Nice. I tried it in Safari and seems to work. Though Firefox doesn't recognize that name. It does recognize the full name so,

font-family: "GillSans-Light", "Gill Sans Light", sans-serif;

looks to cover most Mac browsers. Though as a note, it's the PostScript Name you want, not the Full Name, at least for Safari.
 
Nice!

This works, with one unfortunate little caveat. If you later use a strong tag or otherwise specify bold, instead of bumping it to "Regular" weight, or even going all the way to Bold, it instead drops to the next option in the list of fonts. You can go a step further and specify:
Code:
font-family: "Gill Sans Light","GillSans-Light", "Gill Sans", sans-serif;
...but if you don't, you get the fallback sans-serif instead.

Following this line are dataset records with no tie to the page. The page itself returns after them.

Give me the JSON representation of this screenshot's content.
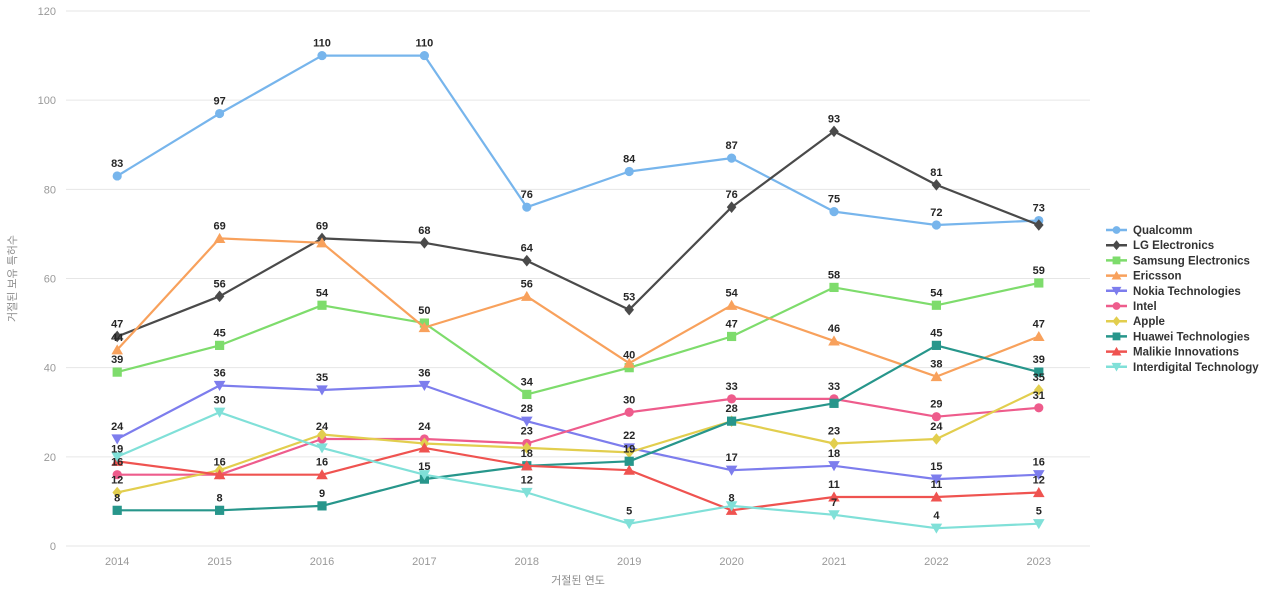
{
  "chart_data": {
    "type": "line",
    "title": "",
    "xlabel": "거절된 연도",
    "ylabel": "거절된 보유 특허수",
    "x": [
      "2014",
      "2015",
      "2016",
      "2017",
      "2018",
      "2019",
      "2020",
      "2021",
      "2022",
      "2023"
    ],
    "ylim": [
      0,
      120
    ],
    "yticks": [
      0,
      20,
      40,
      60,
      80,
      100,
      120
    ],
    "grid": true,
    "legend_position": "right",
    "series": [
      {
        "name": "Qualcomm",
        "color": "#77b5ec",
        "marker": "circle",
        "values": [
          83,
          97,
          110,
          110,
          76,
          84,
          87,
          75,
          72,
          73
        ],
        "label_shown": [
          true,
          true,
          true,
          true,
          true,
          true,
          true,
          true,
          true,
          true
        ]
      },
      {
        "name": "LG Electronics",
        "color": "#4a4a4a",
        "marker": "diamond",
        "values": [
          47,
          56,
          69,
          68,
          64,
          53,
          76,
          93,
          81,
          72
        ],
        "label_shown": [
          true,
          true,
          true,
          true,
          true,
          true,
          true,
          true,
          true,
          false
        ]
      },
      {
        "name": "Samsung Electronics",
        "color": "#7edc6c",
        "marker": "square",
        "values": [
          39,
          45,
          54,
          50,
          34,
          40,
          47,
          58,
          54,
          59
        ],
        "label_shown": [
          true,
          true,
          true,
          true,
          true,
          true,
          true,
          true,
          true,
          true
        ]
      },
      {
        "name": "Ericsson",
        "color": "#f8a15c",
        "marker": "triangle-up",
        "values": [
          44,
          69,
          68,
          49,
          56,
          41,
          54,
          46,
          38,
          47
        ],
        "label_shown": [
          true,
          true,
          false,
          false,
          true,
          false,
          true,
          true,
          true,
          true
        ]
      },
      {
        "name": "Nokia Technologies",
        "color": "#7d7ded",
        "marker": "triangle-down",
        "values": [
          24,
          36,
          35,
          36,
          28,
          22,
          17,
          18,
          15,
          16
        ],
        "label_shown": [
          true,
          true,
          true,
          true,
          true,
          true,
          true,
          true,
          true,
          true
        ]
      },
      {
        "name": "Intel",
        "color": "#ee5c8c",
        "marker": "circle",
        "values": [
          16,
          16,
          24,
          24,
          23,
          30,
          33,
          33,
          29,
          31
        ],
        "label_shown": [
          true,
          true,
          true,
          true,
          true,
          true,
          true,
          true,
          true,
          true
        ]
      },
      {
        "name": "Apple",
        "color": "#e2ce4e",
        "marker": "diamond",
        "values": [
          12,
          17,
          25,
          23,
          22,
          21,
          28,
          23,
          24,
          35
        ],
        "label_shown": [
          true,
          false,
          false,
          false,
          false,
          false,
          false,
          true,
          true,
          true
        ]
      },
      {
        "name": "Huawei Technologies",
        "color": "#27968b",
        "marker": "square",
        "values": [
          8,
          8,
          9,
          15,
          18,
          19,
          28,
          32,
          45,
          39
        ],
        "label_shown": [
          true,
          true,
          true,
          true,
          true,
          true,
          true,
          false,
          true,
          true
        ]
      },
      {
        "name": "Malikie Innovations",
        "color": "#ef5350",
        "marker": "triangle-up",
        "values": [
          19,
          16,
          16,
          22,
          18,
          17,
          8,
          11,
          11,
          12
        ],
        "label_shown": [
          true,
          false,
          true,
          false,
          false,
          false,
          true,
          true,
          true,
          true
        ]
      },
      {
        "name": "Interdigital Technology",
        "color": "#80e0d8",
        "marker": "triangle-down",
        "values": [
          20,
          30,
          22,
          16,
          12,
          5,
          9,
          7,
          4,
          5
        ],
        "label_shown": [
          false,
          true,
          false,
          false,
          true,
          true,
          false,
          true,
          true,
          true
        ]
      }
    ]
  }
}
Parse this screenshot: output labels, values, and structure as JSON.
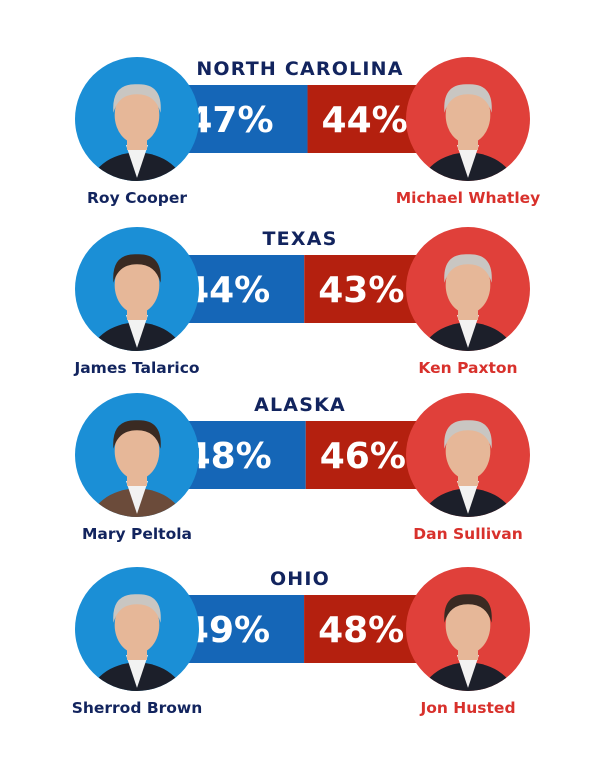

It's funny, because this is a variant of a Safari issue (not bug, just nonstandard behavior) that I ran across years ago; if you italicized text in a font that had no proper italics version, the font would switch to the next fallback and use that instead of using a pseudo-italics version. This caused some weird looking stuff on occasion, but apparently is no longer the case with "normal" text in Webkit 3, since my demo page from way back when now renders normally.

It's funny because while it looks like the more general version of this is fixed, this somewhat more involved font specification remains the old way.

I assume it's because specifying "GillSans-Light" is causing Safari to render text using a more strict font mode, where it won't pseudo-italicize/bold text if such a font variant doesn't exist.